The widow paused. "The truth is, Ms. Lockwood, I'm a little bewildered. I don't know you – though we may have met before. But you seem genuinely upset by my husband's death and I can't quite figure out why. You're not like the little sycophants who've come by since he died – the associates at the firm. They thought they were covering it up but I could see through them – in their eyes you could tell that they were amused at his death. I know they'd chuckled about it over their beers when they were alone. Do you know why they were here?"
Taylor was silent.
"They came because they thought word would get back to the firm that they'd done their duty. They'd made an appearance that might earn them another point or two, get them a step closer to being partner." She pressed out her cigarette. "Which is so ironic, of course, because they didn't grasp the situation at all. They should've been avoiding this house as if it were a leper colony. If word gets back to Burdick that young Samuel and Frederick and Douglas were paying respects to me, well, then, my God, they're in Dutch. At worst, they'd had the bad judgment to pick the wrong side, at best, they were displaying an oblivion about law firm politics.
"So you see, Ms. Lockwood, I am a little perplexed by your sympathy call." A smile. "That sounds appropriately Victorian, doesn't it? Sympathy call. Well, you aren't here to toady. You aren't here to gloat. Your dress and demeanor tell me you couldn't care less about what the Donald Burdicks and Wendall Claytons of the world think of you. You're clearly not one of the little malleable things he picked for his, dare I use the euphemism, girlfriends. No, you're genuinely upset, I can see that. Well, you may have respected my husband as a lawyer and an ambitious businessman. But I doubt very much if you respected him as a human being. And I know without a doubt that you didn't like him."

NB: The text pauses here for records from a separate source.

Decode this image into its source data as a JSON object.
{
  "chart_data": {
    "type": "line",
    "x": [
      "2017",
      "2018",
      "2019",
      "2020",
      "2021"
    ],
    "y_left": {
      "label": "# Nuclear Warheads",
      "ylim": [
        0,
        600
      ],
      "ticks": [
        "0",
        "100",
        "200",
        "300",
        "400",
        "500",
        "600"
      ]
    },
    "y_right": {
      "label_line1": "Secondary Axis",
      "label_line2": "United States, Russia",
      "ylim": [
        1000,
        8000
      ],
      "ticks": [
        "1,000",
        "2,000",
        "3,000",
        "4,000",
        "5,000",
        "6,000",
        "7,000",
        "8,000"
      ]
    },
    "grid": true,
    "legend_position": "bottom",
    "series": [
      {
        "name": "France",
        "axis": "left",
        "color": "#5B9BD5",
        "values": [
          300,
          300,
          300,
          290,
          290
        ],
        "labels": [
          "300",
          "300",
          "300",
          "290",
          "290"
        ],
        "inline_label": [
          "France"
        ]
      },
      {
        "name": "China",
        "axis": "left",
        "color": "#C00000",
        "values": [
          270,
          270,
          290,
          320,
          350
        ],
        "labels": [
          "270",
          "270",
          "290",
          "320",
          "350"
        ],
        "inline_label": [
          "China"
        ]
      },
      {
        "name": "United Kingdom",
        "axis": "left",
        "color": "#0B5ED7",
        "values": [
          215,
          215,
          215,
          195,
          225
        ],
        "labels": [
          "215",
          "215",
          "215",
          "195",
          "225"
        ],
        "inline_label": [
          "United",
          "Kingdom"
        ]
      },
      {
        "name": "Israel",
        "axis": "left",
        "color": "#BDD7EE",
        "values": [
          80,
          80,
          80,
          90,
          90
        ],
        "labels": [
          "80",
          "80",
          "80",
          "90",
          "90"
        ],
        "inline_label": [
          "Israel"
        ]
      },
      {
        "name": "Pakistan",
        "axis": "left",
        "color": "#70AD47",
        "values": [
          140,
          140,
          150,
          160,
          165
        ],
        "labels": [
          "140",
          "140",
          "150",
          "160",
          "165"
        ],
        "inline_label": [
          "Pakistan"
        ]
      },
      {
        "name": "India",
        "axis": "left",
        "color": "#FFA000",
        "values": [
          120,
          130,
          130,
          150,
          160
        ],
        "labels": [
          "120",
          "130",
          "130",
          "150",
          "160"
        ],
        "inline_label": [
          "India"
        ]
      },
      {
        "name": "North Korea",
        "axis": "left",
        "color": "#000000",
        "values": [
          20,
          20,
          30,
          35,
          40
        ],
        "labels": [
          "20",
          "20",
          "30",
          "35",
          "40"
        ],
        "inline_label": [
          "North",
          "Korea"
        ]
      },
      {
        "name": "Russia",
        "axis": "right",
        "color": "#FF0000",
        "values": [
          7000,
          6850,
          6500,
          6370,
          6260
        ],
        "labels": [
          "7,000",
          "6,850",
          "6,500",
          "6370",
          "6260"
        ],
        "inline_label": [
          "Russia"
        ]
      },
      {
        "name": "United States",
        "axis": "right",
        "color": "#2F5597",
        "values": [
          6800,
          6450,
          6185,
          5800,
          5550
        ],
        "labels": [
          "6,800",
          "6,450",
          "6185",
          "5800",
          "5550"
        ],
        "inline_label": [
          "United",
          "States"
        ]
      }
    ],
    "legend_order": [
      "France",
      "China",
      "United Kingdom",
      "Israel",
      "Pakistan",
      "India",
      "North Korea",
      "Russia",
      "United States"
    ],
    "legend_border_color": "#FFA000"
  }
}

"You had a loss in your life and I'm sorry," Taylor said evenly. "I didn't mean anything more or less than that." She fell silent, watching this shrewd woman light another cigarette with bony, red hands. It seemed as if the smoke that floated out of her nose and mouth had over the years taken with it her weight and softness.
Mrs. Clayton finally laughed. "Well, I appreciate that, Ms. Lockwood. Forgive my cynicism. I hope I haven't offended you. But don't feel sorry for me. Heavens, no. You're young. You don't have any experience with marriages of convenience."
Well, let's not go that far, Taylor thought, replaying many images her parents' twin beds, her mother with her glass of wine sitting alone in front of the television, her father calling at midnight saying he was staying at his club. Night after night after night.
Clayton's widow said, "I guess you'd say our relationship wasn't even a marriage. It was a merger. His assets and mine. A certain camaraderie. Love? Was there any love between Williams Computing and RFC Industries when they consolidated? To name just one of the deals that took so much of Wendall's time." She looked out over the park, spindly with branches, the residue of snow faintly surviving in shadows. "And that's the irony, you see."